The engine is idealised to the point that its latency is zero. What is the lowest possible wire-to-wire, tick-to-trade latency achievable?
Following the path the market data traverses from the network to the central processing unit (CPU) illuminates this.
Network Interface Card transmission time
Electronic impulses representing each bit of the market data are delivered from the end of the wire (or fibre-optic cable) to the network interface card (NIC). This is known as the transmission time. For a 120-byte packet this takes around 96 nanoseconds at a 10G line rate.
The NIC processes these bits as they arrive to register if they form part of an ethernet frame and de-scrambles the wire format into usable data for the frame.
These de-scrambled bytes are then checked, possibly discarded using checksums, and finally put on the Peripheral Component Interconnect Bus (PCIe bus) so they can be stored in memory and read by the CPU.
Sending data across the PCIe bus
The PCIe bus connects the server CPU to peripheral hardware, including any screens, keyboards, and importantly for a server, disks and the NIC.
The PCIe requires data to be divided into packets, encoded, and for this transaction to be processed, for the packets then to pass through flow control logic, arbitration, and scheduling. The packets are then physically transmitted.
To the CPU and back
After crossing the PCIe Bus, the market data is now available at the CPU, showing what has changed in the order book. In an idealised engine, zero time passes before data is sent back to the NIC for transmission, following the same path but in reverse.

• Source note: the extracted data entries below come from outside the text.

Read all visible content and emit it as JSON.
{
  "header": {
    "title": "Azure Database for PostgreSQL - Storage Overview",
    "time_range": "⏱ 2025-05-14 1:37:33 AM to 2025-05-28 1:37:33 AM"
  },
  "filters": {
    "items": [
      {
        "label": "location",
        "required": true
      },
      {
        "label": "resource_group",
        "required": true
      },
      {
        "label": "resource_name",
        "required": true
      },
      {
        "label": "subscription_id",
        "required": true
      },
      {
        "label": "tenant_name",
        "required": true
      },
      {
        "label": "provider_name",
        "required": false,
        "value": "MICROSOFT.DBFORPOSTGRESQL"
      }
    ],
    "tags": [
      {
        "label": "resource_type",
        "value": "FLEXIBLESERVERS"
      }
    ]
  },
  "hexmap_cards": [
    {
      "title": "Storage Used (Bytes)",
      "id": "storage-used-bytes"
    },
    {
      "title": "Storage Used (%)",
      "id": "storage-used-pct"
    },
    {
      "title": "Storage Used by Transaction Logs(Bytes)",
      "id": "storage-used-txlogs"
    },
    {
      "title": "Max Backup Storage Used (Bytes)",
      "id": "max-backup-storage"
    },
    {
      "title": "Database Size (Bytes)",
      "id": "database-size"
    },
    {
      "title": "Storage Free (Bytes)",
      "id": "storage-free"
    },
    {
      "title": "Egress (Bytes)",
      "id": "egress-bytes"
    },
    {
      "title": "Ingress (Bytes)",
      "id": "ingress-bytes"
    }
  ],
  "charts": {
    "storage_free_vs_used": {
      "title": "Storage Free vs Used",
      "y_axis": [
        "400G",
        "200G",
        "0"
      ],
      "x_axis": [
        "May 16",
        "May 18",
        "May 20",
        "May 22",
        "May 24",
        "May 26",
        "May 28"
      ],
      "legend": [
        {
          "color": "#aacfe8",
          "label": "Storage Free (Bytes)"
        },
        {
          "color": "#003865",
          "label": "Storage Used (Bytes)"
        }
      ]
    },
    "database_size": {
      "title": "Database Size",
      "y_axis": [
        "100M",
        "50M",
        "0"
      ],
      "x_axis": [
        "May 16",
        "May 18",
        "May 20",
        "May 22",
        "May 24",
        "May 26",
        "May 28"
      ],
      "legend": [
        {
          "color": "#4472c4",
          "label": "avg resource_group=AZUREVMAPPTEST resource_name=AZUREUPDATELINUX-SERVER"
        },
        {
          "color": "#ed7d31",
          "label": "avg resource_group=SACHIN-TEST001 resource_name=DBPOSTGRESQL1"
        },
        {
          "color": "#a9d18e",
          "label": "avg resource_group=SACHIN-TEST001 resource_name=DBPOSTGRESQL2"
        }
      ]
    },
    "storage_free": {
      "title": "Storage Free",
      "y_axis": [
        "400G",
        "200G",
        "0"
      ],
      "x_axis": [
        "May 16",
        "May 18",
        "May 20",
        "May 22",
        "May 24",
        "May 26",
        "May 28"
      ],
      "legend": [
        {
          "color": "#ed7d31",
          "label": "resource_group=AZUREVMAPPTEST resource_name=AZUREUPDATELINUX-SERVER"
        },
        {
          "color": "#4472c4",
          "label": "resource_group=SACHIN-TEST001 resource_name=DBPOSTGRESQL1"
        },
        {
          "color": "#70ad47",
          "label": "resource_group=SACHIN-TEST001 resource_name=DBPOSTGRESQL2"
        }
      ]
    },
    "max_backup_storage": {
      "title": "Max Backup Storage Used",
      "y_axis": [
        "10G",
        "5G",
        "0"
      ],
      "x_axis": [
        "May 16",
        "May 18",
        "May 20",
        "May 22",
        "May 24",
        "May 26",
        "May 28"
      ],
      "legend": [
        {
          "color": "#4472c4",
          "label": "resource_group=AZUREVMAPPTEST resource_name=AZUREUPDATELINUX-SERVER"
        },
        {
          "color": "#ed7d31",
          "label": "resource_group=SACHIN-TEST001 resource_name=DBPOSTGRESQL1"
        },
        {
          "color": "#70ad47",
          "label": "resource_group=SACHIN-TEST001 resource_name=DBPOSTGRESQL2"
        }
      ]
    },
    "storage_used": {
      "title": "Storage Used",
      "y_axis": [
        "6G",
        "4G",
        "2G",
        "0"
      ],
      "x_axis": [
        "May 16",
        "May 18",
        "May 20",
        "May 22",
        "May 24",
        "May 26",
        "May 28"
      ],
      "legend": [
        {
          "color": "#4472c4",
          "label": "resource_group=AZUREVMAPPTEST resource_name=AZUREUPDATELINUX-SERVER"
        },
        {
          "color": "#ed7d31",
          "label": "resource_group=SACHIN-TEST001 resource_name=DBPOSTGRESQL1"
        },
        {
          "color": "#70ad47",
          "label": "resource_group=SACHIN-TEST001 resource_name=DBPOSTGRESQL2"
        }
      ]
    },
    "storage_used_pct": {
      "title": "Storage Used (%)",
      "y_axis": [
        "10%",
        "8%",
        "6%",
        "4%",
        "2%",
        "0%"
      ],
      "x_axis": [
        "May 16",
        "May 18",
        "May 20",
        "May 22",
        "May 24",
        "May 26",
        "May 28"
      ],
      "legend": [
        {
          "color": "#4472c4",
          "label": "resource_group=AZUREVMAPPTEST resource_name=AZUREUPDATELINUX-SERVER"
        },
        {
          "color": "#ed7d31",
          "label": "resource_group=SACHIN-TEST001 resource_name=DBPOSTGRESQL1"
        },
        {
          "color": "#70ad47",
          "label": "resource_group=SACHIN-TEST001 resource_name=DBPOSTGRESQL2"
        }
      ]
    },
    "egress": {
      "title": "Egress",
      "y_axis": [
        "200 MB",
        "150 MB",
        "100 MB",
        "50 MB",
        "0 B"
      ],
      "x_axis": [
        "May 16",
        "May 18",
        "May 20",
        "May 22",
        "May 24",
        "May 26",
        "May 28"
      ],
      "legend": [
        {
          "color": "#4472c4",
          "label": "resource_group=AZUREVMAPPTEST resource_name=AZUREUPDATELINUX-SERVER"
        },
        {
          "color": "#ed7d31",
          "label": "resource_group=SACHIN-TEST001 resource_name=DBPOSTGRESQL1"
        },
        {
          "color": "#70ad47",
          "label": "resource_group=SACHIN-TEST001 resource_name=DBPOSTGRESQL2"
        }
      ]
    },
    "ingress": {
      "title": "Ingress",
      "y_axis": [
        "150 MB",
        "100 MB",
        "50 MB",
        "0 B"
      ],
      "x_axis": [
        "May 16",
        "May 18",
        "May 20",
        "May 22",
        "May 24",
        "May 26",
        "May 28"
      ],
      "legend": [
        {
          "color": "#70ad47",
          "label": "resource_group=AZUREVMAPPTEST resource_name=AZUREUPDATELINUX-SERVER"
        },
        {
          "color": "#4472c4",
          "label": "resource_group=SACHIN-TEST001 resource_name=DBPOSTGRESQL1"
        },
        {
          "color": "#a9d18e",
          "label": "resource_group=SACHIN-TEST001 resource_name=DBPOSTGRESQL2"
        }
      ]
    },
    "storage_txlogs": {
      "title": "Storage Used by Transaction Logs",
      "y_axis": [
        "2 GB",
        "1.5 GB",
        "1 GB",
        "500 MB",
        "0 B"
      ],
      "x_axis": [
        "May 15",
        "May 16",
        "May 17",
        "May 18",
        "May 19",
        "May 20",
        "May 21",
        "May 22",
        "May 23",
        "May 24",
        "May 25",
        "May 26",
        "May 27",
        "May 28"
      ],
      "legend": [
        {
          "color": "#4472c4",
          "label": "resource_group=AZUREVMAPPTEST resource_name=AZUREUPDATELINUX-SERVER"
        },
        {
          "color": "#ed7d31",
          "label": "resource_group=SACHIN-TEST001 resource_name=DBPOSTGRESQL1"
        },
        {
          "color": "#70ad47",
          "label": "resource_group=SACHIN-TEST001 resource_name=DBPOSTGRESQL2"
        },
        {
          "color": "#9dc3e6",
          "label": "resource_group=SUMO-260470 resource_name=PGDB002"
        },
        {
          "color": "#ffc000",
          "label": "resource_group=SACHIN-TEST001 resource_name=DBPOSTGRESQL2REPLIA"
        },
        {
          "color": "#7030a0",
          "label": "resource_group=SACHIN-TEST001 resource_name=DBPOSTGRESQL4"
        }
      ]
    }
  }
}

Beyond a thought experiment: the real-world latency cost
In real-world trading, it takes time for market data to be processed by the NIC, cross the PCIe Bus, be read by the CPU, and travel back via the PCIe Bus and NIC to be transmitted.
A simple way to measure this latency is by performing a ping-pong to properly set up the server and comparing timestamps.
Cisco (formerly Exablaze) optimised a server containing a Cisco Nexus K3P-S NIC and recorded a one-half round-trip time (½ RTT) latency of 750 nanoseconds.